“a: Standing or acting for another through
“b: …(c)onstituting a government in which the many
are represented by persons chosen…by election”
It’s no secret an “un-representative” majority of the U.S. Congress doesn’t give two hoots in Hell about what the constituency thinks or expects from their Potomac residency. Despite what the good folks at Merriam-Webster have to say.
That comes as no surprise. But, never has it been so brazenly and gutlessly demonstrated as in recent weeks as the most intellectually vacant and outrageously unfit nominees for a President’s Cabinet were paraded before congressional committees.
Even the most unbiased observer would have to admit the more egregious examples of un-representative votes in those hearings came from Republicans far more than Democrats. In overwhelming numbers, folks at home – voters who elected the un-representatives – told them how they felt on one nominee after another. And, with a consistency rarely found in politics, those elected “un-representatives” – Republicans mostly – ignored them.
It’s widely accepted that, when considering a new President’s appointees, a lot of latitude is given to the Chief Executive to have the crew he wants. Often, this means swallowing hard because of a nominee’s tenuous talents to serve in a particular post. But this batch! Front to back – top to bottom – monied fools whose “leadership” abilities stopped far short of the vaguest qualifications. One, in fact, didn’t know for two days after appointment what his new job would be – believing it was to travel the world to promote this country’s oil and gas industries. A Dallas reporter had to “‘splain it” to him.
But un-representative members of Congress bellied up to the bar to approve everyone that reached the Senate floor.
Idaho had to look no further than Sens. Risch and Crapo to find what voters wanted them to do wasn’t worth a damn. Neither would meet with constituents – wouldn’t talk to them at district offices – wouldn’t come to the phone or return emails. In fact, neither would even make public what the public said about the list of unqualified nominees. Finally, one clerk in Crapo’s employ let slip that opposition to the Dept. Of Education chief was over 95%! Still, you know who ol’ Mike confirmed. Yep, he went with the 5%.
In state after state – district after district – across the nation, members of Congress “holed up.” Wouldn’t meet – wouldn’t talk – wouldn’t be interviewed – wouldn’t answer mail or phones. Some locked office doors – doors voters pay for in federal buildings we own. It was in your face. Our face. Locked doors and unanswered phones.
One flat out lie came from un-Rep. Cathy McMorriss Rogers, the highest ranking woman in the GOP in the House whose home office is in Spokane. She told voters she’d meet last week but only two at a time since the fire marshal had written her that was the most people that could be in her office at once. “Safety,” you know. Except he didn’t write. In fact, he said her office could “safely” handle 30 people.
Two reasons for this chicken-heartedness, I think.

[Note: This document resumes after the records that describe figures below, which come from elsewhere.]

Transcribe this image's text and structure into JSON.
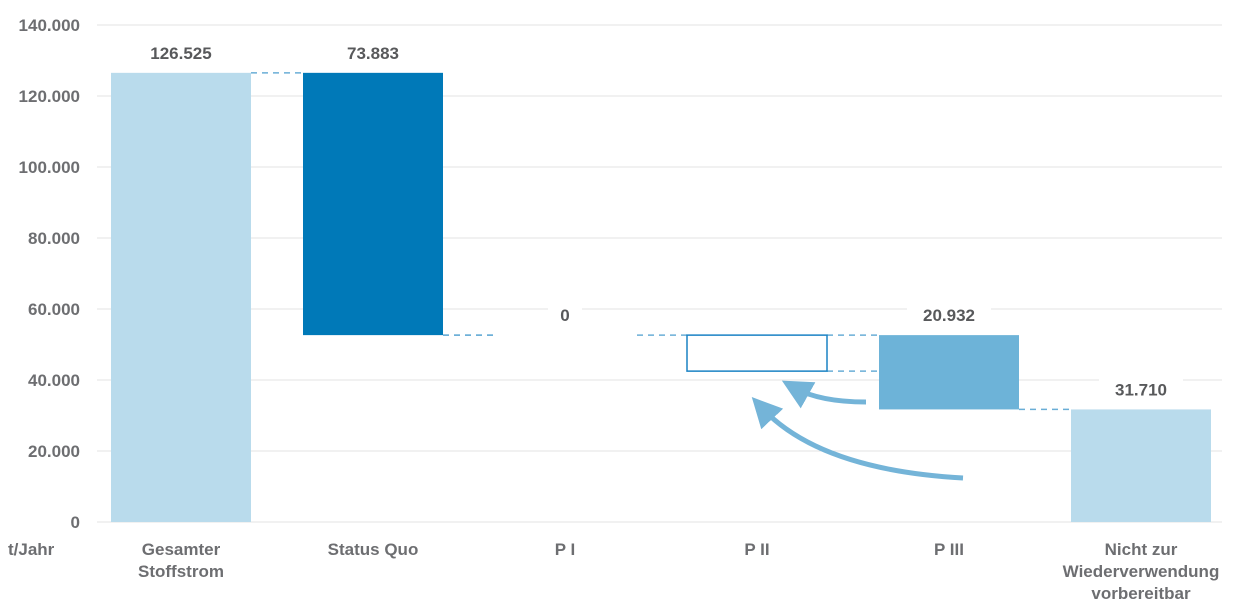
{
  "chart_data": {
    "type": "bar",
    "subtype": "waterfall",
    "ylabel": "t/Jahr",
    "ylim": [
      0,
      140000
    ],
    "yticks": [
      0,
      20000,
      40000,
      60000,
      80000,
      100000,
      120000,
      140000
    ],
    "ytick_labels": [
      "0",
      "20.000",
      "40.000",
      "60.000",
      "80.000",
      "100.000",
      "120.000",
      "140.000"
    ],
    "grid": true,
    "categories": [
      [
        "Gesamter",
        "Stoffstrom"
      ],
      [
        "Status Quo"
      ],
      [
        "P I"
      ],
      [
        "P II"
      ],
      [
        "P III"
      ],
      [
        "Nicht zur",
        "Wiederverwendung",
        "vorbereitbar"
      ]
    ],
    "bars": [
      {
        "base": 0,
        "top": 126525,
        "label": "126.525",
        "style": "light"
      },
      {
        "base": 52642,
        "top": 126525,
        "label": "73.883",
        "style": "dark"
      },
      {
        "base": 52642,
        "top": 52642,
        "label": "0",
        "style": "none"
      },
      {
        "base": 42500,
        "top": 52642,
        "label": "",
        "style": "outline"
      },
      {
        "base": 31710,
        "top": 52642,
        "label": "20.932",
        "style": "medium"
      },
      {
        "base": 0,
        "top": 31710,
        "label": "31.710",
        "style": "light"
      }
    ],
    "colors": {
      "light": "#b9dbec",
      "dark": "#0079b8",
      "medium": "#6db3d8",
      "outline": "#1a82c4",
      "arrow": "#74b4d8"
    }
  }
}
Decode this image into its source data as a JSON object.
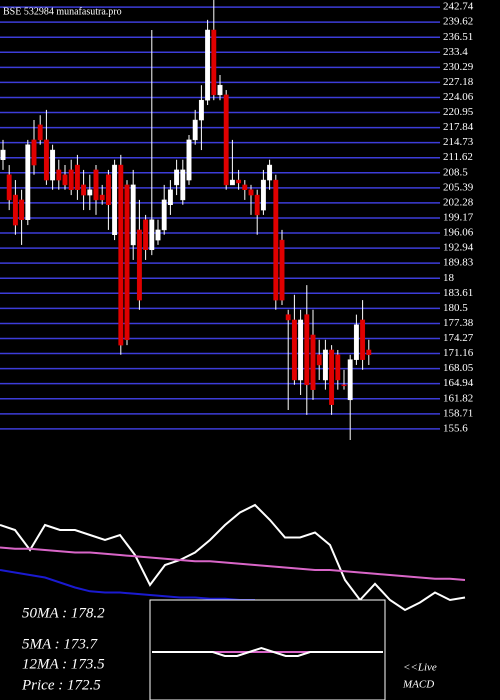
{
  "chart_data": {
    "type": "candlestick",
    "title": "BSE 532984 munafasutra.pro",
    "ylim": [
      153.3,
      244.2
    ],
    "yticks": [
      242.74,
      239.62,
      236.51,
      233.4,
      230.29,
      227.18,
      224.06,
      220.95,
      217.84,
      214.73,
      211.62,
      208.5,
      205.39,
      202.28,
      199.17,
      196.06,
      192.94,
      189.83,
      {
        "value": 186.72,
        "label": "18"
      },
      183.61,
      180.5,
      177.38,
      174.27,
      171.16,
      168.05,
      164.94,
      161.82,
      158.71,
      155.6
    ],
    "grid": true,
    "up_color": "#ffffff",
    "down_color": "#e00000",
    "grid_color": "#3c3cd8",
    "open": [
      211.2,
      208.1,
      203.9,
      202.9,
      198.8,
      215.3,
      218.4,
      215.3,
      207.0,
      209.1,
      208.1,
      209.1,
      210.1,
      206.0,
      203.9,
      209.1,
      203.9,
      208.1,
      195.7,
      210.1,
      206.0,
      193.6,
      196.7,
      198.8,
      192.6,
      194.6,
      196.7,
      201.9,
      206.0,
      202.9,
      207.0,
      215.3,
      219.4,
      223.5,
      238.0,
      224.6,
      224.6,
      206.0,
      207.0,
      206.0,
      205.0,
      203.9,
      200.8,
      207.0,
      207.0,
      194.6,
      179.2,
      178.1,
      165.7,
      179.2,
      175.0,
      170.9,
      165.7,
      171.9,
      170.9,
      164.7,
      161.6,
      169.9,
      178.1,
      171.9
    ],
    "high": [
      215.3,
      210.1,
      207.0,
      205.0,
      215.3,
      219.4,
      220.4,
      221.5,
      214.3,
      211.2,
      210.1,
      211.2,
      212.2,
      209.1,
      208.1,
      210.1,
      206.0,
      209.1,
      211.2,
      212.2,
      207.0,
      209.1,
      202.9,
      199.8,
      238.0,
      198.8,
      206.0,
      207.0,
      211.2,
      211.2,
      216.3,
      221.5,
      226.6,
      240.1,
      244.2,
      228.7,
      225.6,
      215.3,
      209.1,
      207.0,
      206.0,
      205.0,
      209.1,
      211.2,
      208.1,
      196.7,
      180.2,
      183.3,
      180.2,
      185.3,
      180.2,
      174.0,
      174.0,
      172.9,
      171.9,
      167.8,
      170.9,
      179.2,
      182.2,
      174.0
    ],
    "low": [
      209.1,
      200.8,
      195.7,
      193.6,
      197.7,
      208.1,
      214.3,
      206.0,
      205.0,
      205.0,
      205.0,
      203.9,
      202.9,
      200.8,
      200.8,
      199.8,
      201.9,
      196.7,
      194.6,
      170.9,
      172.9,
      190.5,
      180.2,
      190.5,
      191.5,
      193.6,
      195.7,
      199.8,
      203.9,
      201.9,
      206.0,
      214.3,
      213.2,
      222.5,
      223.5,
      223.5,
      205.0,
      206.0,
      205.0,
      202.9,
      199.8,
      195.7,
      199.8,
      205.0,
      180.2,
      181.2,
      159.5,
      164.7,
      162.6,
      158.5,
      161.6,
      165.7,
      163.7,
      158.5,
      163.7,
      163.7,
      153.3,
      168.8,
      167.8,
      168.8
    ],
    "close": [
      213.2,
      202.9,
      197.7,
      198.8,
      214.3,
      210.1,
      215.3,
      207.0,
      213.2,
      207.0,
      206.0,
      205.0,
      205.0,
      203.9,
      205.0,
      202.9,
      202.9,
      201.9,
      210.1,
      172.9,
      174.0,
      206.0,
      182.2,
      192.6,
      198.8,
      196.7,
      202.9,
      205.0,
      209.1,
      209.1,
      215.3,
      219.4,
      223.5,
      238.0,
      224.6,
      226.6,
      206.0,
      207.0,
      206.4,
      205.0,
      203.9,
      199.8,
      207.0,
      210.1,
      182.2,
      182.2,
      178.1,
      165.7,
      178.1,
      164.7,
      163.7,
      168.8,
      171.9,
      160.6,
      165.7,
      164.5,
      169.9,
      177.1,
      169.9,
      170.9
    ],
    "lower_panel": {
      "ylim": [
        0,
        100
      ],
      "series": [
        {
          "color": "#ffffff",
          "values": [
            76,
            72,
            56,
            76,
            72,
            72,
            68,
            64,
            68,
            52,
            28,
            44,
            48,
            54,
            64,
            76,
            86,
            92,
            80,
            66,
            66,
            70,
            60,
            32,
            16,
            29,
            16,
            8,
            14,
            22,
            16,
            18
          ]
        },
        {
          "color": "#d966c8",
          "values": [
            58,
            57,
            57,
            56,
            55,
            54,
            54,
            53,
            52,
            51,
            50,
            49,
            48,
            47,
            47,
            46,
            45,
            44,
            43,
            42,
            41,
            40,
            40,
            39,
            38,
            37,
            36,
            35,
            34,
            33,
            33,
            32
          ]
        },
        {
          "color": "#1a1ad0",
          "values": [
            40,
            38,
            36,
            34,
            30,
            26,
            23,
            22,
            22,
            21,
            20,
            19,
            18,
            18,
            17,
            17,
            16,
            16,
            null,
            null,
            null,
            null,
            null,
            null,
            null,
            null,
            null,
            null,
            null,
            null,
            null,
            null
          ]
        }
      ]
    },
    "macd_panel": {
      "ylim": [
        -10,
        10
      ],
      "series": [
        {
          "color": "#d966c8",
          "values": [
            0,
            0,
            0,
            0,
            0,
            0,
            0,
            0,
            0,
            0,
            0,
            0,
            0,
            0,
            0,
            0,
            0,
            0,
            0,
            0
          ]
        },
        {
          "color": "#ffffff",
          "values": [
            0,
            0,
            0,
            0,
            0,
            0,
            -1,
            -1,
            0,
            1,
            0,
            -1,
            -1,
            0,
            0,
            0,
            0,
            0,
            0,
            0
          ]
        }
      ]
    },
    "stats": [
      "50MA : 178.2",
      "5MA : 173.7",
      "12MA : 173.5",
      "Price   : 172.5"
    ],
    "live_label": "<<Live",
    "macd_label": "MACD"
  }
}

First, lobbyists with pockets full of money. Oil and gas people turned on all the money spigots for the new EPA chief, for example. Big bucks flooded in to D.C.. Textbook publishers and private charter school companies trucked in loads of greenbacks for the most unqualified billionaire ever to buy the Secretary of Education’s job. And so it went. Voices of greed outweighed voices of voters and filthy lucre supplanted “the right thing to do.”
Second, our un-representatives – mostly Republican – are scared to death of the President. Terrified of retribution – of having a primary opponent at home – of having their continued employment ended by a guy not worthy of his own elected position. They lack the guts to do their jobs for fear they’ll be violently ripped from the public trough in an act of Trump pique.
It’s doubtful the dollars will stop rolling in. So, there’ll likely be that obstacle between voters and members of Congress until that Citizens United decision is overturned. But, the fear factor may soon be ended. Especially in the Senate. When six or eight members – enough to sway the balance of voting – decide to do what’s right, Trump/Bannon will cease to be an employment or career threat. Then we may begin to see some semblance of independence.
There’s also the possibility a numbers/reality change in that same Senate could lead to a vacancy in the White House. You can already get betting odds in Vegas and Reno on impeachment. And those odds are slipping closer to 50-50 as we go along.
However all that may turn out, there’s a lesson here we voters must not forget. While 2018 is still a ways off – and some members won’t be up for re-election even then – we must remember who the un-representatives are. We need to clearly recall that, when we needed them to do the job we gave them, they didn’t show up. When we, in large numbers, needed to talk to them about what we wanted, they locked their doors and took their phones off the hook.
We were paying them to do their jobs. Others paid them not to.